From The Notes

Some essays appeal to the literary critics and some other essays appeal to the artist. Saying it is not taking anything away from the critic, but it’s a different kind of pulsation. For example, when you read War and Peace you will feel that you’ve just listened to music. That music is not in the sentences or in the words or in any memorable phrase that sticks out like a favorite tune. It is in the way the world in that book breathes, you can almost hear it come alive, expanding and contracting, collapsing, sometimes like a beast, sometimes like a concert, sometimes like loneliness and some other times, well, some other times, like standing under a sky with stars in it. In that sense I think a musician, an artist who creates music, is somehow privy to some things that a novelist struggles to achieve. Here are Rosanne Cash’s words from her brilliant essay Don’t Fact-check the Soul in The New York Times:

But with or without prescience, considering only the hard-earned craftsmanship of songwriting, as I get older I have found the quality of my attention to be more important, and more rewarding, than the initial inspiration. I’ve found that the melody is already inherent in the language, and if I pay close enough attention to the roundness of the vowels and the cadence of the words, I can tease the melody out of the words it is already woven into. I have found that continual referral back to the original “feeling tone” of the inspiration, the constant re-touching of that hum and cry, more important than the fireworks of its origin. I have learned to be steady in my course of love, or fear, or loneliness, rather than impulsive in its wasting, either lyrically or emotionally.

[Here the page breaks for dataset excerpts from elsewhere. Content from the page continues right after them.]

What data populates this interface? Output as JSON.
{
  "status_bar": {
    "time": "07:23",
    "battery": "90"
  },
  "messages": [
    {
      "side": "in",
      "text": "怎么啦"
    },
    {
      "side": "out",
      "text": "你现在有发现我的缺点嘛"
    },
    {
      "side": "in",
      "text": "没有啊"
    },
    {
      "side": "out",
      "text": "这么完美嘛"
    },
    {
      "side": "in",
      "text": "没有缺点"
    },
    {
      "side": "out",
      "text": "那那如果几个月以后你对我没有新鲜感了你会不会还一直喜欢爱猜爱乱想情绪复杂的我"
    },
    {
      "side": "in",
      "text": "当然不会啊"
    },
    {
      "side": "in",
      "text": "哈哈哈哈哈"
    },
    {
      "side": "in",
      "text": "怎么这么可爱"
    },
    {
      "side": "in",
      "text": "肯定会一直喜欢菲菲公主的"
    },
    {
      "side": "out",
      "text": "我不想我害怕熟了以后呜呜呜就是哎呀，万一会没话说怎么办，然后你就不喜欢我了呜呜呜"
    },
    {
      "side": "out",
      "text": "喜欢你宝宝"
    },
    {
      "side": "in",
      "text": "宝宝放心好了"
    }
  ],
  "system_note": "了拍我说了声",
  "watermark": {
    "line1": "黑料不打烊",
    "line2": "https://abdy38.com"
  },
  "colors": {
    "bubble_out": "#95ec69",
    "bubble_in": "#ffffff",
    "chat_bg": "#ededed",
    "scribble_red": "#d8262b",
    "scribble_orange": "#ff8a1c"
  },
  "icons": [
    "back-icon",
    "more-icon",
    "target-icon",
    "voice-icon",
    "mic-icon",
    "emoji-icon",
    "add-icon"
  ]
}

This maturation in songwriting has proven surprisingly satisfying. Twenty-five years ago, I would have said that the bursts of inspiration, and the transcendent quality that came with them, were an emotionally superior experience, preferable to the watchmaker concentration required for the detail work of refining, editing and polishing. But the reverse is proving to be true. Like everything else, given enough time and the long perspective, the opposite of those things that we think define us slowly becomes equally valid, and sometimes more potent.